Поэт молчал, углубившись в чтение передовицы «Утра Бакнии», но, дочитав, отодвинул газету и пренебрежительно улыбнулся.
— А что вы думали? — спросил он снисходительно. — Что Лига тут же отправит свою систему ценностей в мусорный ящик и примет земную? Они будут держаться от вас подальше. Сколько смогут.
— Они это Лига? — спросил Олбрайт.
— Ну а кто же?
— А нельзя ли ее как-то… обойти? Мне прислали программу встреч… — Он пододвинул небольшой листок с довольно куцым перечнем к бакнам, и Дан, заглянув через плечо Поэта, мог убедиться, что излагать свои взгляды, идеи, положения, словом, все, что они думают по поводу сотрудничества, землянам придется, в основном, перед функционерами Лиги всех мастей.
— Чего и следовало ожидать, — повторил Маран.

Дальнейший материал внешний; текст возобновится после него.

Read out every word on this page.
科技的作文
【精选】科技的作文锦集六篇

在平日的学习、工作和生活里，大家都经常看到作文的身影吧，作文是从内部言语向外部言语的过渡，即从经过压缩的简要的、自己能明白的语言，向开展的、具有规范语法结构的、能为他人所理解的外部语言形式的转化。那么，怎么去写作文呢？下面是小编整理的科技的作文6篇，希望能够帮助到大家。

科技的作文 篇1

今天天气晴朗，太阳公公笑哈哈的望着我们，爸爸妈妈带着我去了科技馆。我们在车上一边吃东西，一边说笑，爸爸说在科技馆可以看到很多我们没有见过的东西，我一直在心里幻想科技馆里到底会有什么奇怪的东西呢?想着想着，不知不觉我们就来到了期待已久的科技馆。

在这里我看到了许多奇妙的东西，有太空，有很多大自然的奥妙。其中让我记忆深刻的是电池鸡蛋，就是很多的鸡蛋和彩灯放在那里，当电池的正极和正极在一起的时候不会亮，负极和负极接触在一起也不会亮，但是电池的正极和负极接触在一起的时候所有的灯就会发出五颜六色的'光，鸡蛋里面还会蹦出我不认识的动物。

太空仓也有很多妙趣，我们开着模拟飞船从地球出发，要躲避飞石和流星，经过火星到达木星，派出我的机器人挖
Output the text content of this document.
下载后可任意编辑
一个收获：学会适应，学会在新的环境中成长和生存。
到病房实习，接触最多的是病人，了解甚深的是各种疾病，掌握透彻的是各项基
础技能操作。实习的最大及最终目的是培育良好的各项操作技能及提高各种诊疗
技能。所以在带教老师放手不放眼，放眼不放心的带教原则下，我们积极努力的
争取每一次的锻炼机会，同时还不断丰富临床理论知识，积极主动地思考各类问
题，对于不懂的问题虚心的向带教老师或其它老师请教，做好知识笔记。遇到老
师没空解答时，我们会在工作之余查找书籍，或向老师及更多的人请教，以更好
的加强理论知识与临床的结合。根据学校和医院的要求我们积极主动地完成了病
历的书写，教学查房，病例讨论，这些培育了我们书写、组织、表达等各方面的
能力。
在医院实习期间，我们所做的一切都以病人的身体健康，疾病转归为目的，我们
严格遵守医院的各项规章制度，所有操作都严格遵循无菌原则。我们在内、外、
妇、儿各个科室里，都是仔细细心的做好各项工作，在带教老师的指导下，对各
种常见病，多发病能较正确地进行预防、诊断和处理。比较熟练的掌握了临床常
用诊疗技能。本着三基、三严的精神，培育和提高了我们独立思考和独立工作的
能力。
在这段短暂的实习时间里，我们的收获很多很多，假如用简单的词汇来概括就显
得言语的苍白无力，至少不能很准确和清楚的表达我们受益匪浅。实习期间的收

— Как я понимаю, у нас нет никаких шансов пробиться к обычным жителям Бакны, просто поговорить с людьми? Может, на улице?
— Нет, — сказал Маран. — Толпе собраться не дадут. А разговаривать с каждым прохожим в отдельности… Улицы отпадают. Не та ситуация.
— Остается только изменить ситуацию. — невесело пошутил Поэт.
— Это не так просто, — Олбрайт воспринял его слова всерьез. — У нас нет рычагов, с помощью которых мы могли бы на нее воздействовать.
— Рычаги, может, и нашлись бы, — сказал Маран. — Но вот чем бы это воздействие кончилось? Вы с периценскими исследованиями знакомы?
— Знаком, — сказал Олбрайт.
— Историю Атанаты знаете? Как там обернулось… с рычагами?
Олбрайт молча кивнул.
— Рычаги пока придержите. А аудиторию мы вам сделаем. В два счета.
— Это каким же образом? — удивился Поэт.
Маран хлопнул его по плечу.
— Заодно развеем твою хандру. По-моему, ты соскучился по своим слушателям.
— Старый Зал? — спросил Дан.
— Конечно. Поклонники Поэта. Половина Бакны. И, между прочим, ее разумная половина. — Он повернулся к Олбрайту. — Готовьте речь. Не слишком длинную. Сначала будет петь Поэт. Если у вас нет времени на концерты, появитесь позже. Но я бы на вашем месте послушал. Потом он вас представит. Поговорите с людьми. Понадобится, и мы поучаствуем. Хотя от моего участия может быть больше вреда, чем пользы, я непопулярен… после известной вам акции. Ну посмотрим. — Он снова повернулся к Поэту. — Вставай. Иди к своим импресарио. Возьми с собой Дана.